To text-mine the retrieved full-text articles and abstracts, they used OpenAI's ChatGPT models to identify (i) the functional relationships between pairs of entities (e.g. gene products, metabolites, tissues), (ii) the experimental basis for each relationship, and (iii) the definition of the extracted entities (Fig.). This pipeline ultimately yielded a knowledge graph representing 4.8 million functional relationships among more than 2.7 million entities.
The authors also acknowledged the limitations of LLMs, including their tendency to hallucinate and misinterpret text. For example, they manually evaluated a subset of extracted edges (i.e. relationships between 2 entities) and observed high accuracy of over 85%. Most remaining errors involved misinterpretation of hypotheses as facts, which could largely be addressed by fine-tuning models with manually curated input. They also observed that redundancies—such as the use of “Arabidopsis” versus “A. thaliana”—inflate the size of the central knowledge graph (Fig.). To address this, they implemented a protocol to resolve these synonym-related issues.
PlantConnectome is a community-driven effort designed to systematically advance plant biology. It builds on a carefully analyzed foundation of user needs and was crafted by developers of other web applications such as GeneCat (Mutwil et al. 2008), PlaNet (Mutwil et al. 2011), and CoNekT (Proost and Mutwil 2018). This study not only contributes a valuable tool to the field, but it also demonstrates what is possible when scientific research is accessible.
Like other machine learning approaches, the depth and accuracy of PlantConnectome's insights scale with the size and quality of its input data. In this release, 71,136 research articles were analyzed, but approximately 72% (51,327) were abstracts only.

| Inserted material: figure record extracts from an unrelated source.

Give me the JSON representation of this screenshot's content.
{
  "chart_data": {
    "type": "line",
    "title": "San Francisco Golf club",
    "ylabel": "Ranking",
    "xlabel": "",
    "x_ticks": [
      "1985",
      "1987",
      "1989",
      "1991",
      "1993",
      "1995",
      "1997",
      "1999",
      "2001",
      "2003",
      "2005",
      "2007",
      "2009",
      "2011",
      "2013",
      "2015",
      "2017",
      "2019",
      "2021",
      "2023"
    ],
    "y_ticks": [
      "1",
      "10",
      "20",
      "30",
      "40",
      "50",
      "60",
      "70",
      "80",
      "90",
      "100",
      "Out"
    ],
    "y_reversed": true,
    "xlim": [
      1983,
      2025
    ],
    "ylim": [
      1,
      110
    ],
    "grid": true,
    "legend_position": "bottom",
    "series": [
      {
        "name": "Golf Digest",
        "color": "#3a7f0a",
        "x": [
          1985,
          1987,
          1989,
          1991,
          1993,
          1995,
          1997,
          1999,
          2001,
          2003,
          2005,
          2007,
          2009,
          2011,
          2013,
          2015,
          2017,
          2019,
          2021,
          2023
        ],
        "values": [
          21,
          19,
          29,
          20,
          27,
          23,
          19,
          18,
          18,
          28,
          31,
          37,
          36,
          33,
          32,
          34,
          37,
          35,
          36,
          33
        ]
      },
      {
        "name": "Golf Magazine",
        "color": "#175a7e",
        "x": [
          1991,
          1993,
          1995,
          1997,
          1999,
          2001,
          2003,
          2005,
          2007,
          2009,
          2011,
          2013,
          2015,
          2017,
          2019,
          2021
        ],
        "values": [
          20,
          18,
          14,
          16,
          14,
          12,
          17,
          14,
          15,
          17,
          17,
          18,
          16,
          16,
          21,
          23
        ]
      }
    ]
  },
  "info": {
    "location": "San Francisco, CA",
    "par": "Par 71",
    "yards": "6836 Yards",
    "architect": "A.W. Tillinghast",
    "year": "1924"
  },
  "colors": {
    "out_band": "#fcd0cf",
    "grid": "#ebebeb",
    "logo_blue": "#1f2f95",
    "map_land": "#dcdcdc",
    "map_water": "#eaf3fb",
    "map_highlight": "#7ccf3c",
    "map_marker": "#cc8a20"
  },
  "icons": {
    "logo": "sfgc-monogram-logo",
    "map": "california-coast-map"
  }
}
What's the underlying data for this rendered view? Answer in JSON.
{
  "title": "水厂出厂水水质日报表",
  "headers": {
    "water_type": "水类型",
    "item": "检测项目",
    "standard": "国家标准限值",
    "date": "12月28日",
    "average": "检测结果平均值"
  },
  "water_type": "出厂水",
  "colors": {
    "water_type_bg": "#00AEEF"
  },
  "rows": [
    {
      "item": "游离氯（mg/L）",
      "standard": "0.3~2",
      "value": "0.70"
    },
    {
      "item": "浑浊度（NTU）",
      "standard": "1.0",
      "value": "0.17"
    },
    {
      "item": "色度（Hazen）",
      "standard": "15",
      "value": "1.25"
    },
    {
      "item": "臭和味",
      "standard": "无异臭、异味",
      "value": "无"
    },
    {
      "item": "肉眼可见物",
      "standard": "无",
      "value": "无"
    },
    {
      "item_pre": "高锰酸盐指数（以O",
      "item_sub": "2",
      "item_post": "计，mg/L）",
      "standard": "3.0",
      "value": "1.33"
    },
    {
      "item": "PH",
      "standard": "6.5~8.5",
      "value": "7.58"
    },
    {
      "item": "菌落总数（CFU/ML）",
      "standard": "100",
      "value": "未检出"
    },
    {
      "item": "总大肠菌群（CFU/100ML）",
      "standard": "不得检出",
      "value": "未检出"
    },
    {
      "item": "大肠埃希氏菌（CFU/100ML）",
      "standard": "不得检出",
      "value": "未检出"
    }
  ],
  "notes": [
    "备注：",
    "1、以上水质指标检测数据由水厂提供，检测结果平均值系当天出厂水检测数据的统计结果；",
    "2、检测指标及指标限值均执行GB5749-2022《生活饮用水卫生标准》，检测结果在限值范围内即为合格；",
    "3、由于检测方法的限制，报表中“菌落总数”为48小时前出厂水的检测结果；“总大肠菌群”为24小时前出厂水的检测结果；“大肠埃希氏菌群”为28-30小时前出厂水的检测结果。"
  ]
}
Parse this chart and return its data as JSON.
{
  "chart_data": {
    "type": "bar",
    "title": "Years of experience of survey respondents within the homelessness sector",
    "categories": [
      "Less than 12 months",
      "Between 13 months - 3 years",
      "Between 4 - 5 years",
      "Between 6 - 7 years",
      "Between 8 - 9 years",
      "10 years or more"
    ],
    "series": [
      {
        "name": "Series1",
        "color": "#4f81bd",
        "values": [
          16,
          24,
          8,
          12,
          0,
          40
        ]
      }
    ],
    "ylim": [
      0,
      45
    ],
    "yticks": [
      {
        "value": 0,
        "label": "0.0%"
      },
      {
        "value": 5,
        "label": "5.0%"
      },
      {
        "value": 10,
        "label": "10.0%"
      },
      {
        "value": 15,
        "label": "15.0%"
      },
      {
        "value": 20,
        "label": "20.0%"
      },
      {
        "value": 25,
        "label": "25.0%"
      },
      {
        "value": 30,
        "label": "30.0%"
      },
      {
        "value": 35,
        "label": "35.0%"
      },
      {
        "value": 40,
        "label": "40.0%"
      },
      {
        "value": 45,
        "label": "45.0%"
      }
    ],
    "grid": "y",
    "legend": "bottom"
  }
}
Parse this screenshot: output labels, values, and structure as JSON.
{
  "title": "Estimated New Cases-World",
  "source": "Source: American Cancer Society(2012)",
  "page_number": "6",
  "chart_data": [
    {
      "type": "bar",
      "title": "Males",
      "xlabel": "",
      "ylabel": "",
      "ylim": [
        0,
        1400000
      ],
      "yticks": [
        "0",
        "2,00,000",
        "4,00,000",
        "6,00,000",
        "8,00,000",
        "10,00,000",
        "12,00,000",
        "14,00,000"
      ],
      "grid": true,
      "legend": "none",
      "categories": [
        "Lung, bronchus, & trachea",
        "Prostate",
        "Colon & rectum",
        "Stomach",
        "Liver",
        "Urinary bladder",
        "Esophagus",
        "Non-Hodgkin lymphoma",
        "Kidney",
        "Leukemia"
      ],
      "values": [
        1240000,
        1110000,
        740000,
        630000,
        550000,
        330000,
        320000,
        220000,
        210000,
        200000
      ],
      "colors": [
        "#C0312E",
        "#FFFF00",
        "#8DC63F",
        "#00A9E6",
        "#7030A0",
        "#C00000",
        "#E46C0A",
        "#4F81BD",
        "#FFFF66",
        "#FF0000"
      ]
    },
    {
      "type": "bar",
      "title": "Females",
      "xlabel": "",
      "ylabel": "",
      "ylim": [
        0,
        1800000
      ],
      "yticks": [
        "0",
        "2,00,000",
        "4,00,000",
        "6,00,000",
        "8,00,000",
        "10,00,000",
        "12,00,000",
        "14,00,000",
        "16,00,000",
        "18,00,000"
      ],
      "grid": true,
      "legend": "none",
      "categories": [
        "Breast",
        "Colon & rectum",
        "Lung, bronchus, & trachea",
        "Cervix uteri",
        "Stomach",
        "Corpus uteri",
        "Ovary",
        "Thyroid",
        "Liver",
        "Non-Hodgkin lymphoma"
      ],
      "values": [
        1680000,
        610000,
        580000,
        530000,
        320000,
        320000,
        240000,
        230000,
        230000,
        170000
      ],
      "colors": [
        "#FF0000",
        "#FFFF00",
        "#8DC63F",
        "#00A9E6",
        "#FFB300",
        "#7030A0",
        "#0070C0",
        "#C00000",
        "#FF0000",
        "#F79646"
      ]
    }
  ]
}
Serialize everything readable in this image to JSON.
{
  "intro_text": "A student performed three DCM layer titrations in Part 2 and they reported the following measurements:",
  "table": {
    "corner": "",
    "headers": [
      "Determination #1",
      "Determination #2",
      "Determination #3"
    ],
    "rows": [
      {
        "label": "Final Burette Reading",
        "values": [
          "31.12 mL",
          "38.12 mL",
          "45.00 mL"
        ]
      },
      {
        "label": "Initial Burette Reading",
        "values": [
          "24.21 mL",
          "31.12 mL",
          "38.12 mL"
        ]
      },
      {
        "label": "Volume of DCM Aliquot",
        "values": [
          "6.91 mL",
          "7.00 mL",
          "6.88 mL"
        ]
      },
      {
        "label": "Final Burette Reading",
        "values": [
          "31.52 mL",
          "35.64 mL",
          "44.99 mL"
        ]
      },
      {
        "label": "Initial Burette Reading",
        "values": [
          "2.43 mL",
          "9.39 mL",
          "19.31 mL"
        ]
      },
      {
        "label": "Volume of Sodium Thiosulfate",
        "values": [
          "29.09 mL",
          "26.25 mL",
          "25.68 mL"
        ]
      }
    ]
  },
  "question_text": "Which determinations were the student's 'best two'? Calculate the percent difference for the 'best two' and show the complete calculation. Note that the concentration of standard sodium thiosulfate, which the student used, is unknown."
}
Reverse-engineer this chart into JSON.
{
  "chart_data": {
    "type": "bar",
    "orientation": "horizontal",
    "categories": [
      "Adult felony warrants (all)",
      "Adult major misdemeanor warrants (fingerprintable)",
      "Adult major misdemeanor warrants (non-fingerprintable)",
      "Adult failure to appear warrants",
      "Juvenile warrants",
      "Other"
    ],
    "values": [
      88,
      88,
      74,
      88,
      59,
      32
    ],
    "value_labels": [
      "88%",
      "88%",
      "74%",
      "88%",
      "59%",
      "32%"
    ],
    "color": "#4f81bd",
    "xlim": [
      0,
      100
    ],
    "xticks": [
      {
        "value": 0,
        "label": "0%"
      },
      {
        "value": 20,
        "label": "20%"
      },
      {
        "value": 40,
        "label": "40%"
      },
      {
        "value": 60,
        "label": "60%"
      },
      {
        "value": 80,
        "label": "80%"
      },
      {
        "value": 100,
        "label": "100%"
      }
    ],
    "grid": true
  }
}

The full-text versions were either not published open access or were unavailable for high-throughput download. This limitation serves as a clear reminder of the importance of open science and raises the question: How much more powerful could tools like PlantConnectome be if research were truly open?
Recent related articles in The Plant Cell:
Grones et al. (2024) proposed general guidelines for executing single-cell transcriptomics and analyzing and storing the retrieved data. Lasky et al. (2023) utilized genotype–environment association analyses to uncover the molecular basis of environmental adaptation in Arabidopsis thaliana across diverse environmental gradients. VanBuren et al. (2022) presented “Plants & Python,” a series of lessons integrating plant biology and Python programming to enhance computational literacy in plant science education. Li et al. (2022) developed “LeafNet,” a deep learning–based tool for automated localization and quantification of stomata and pavement cells from diverse leaf epidermal micrographs.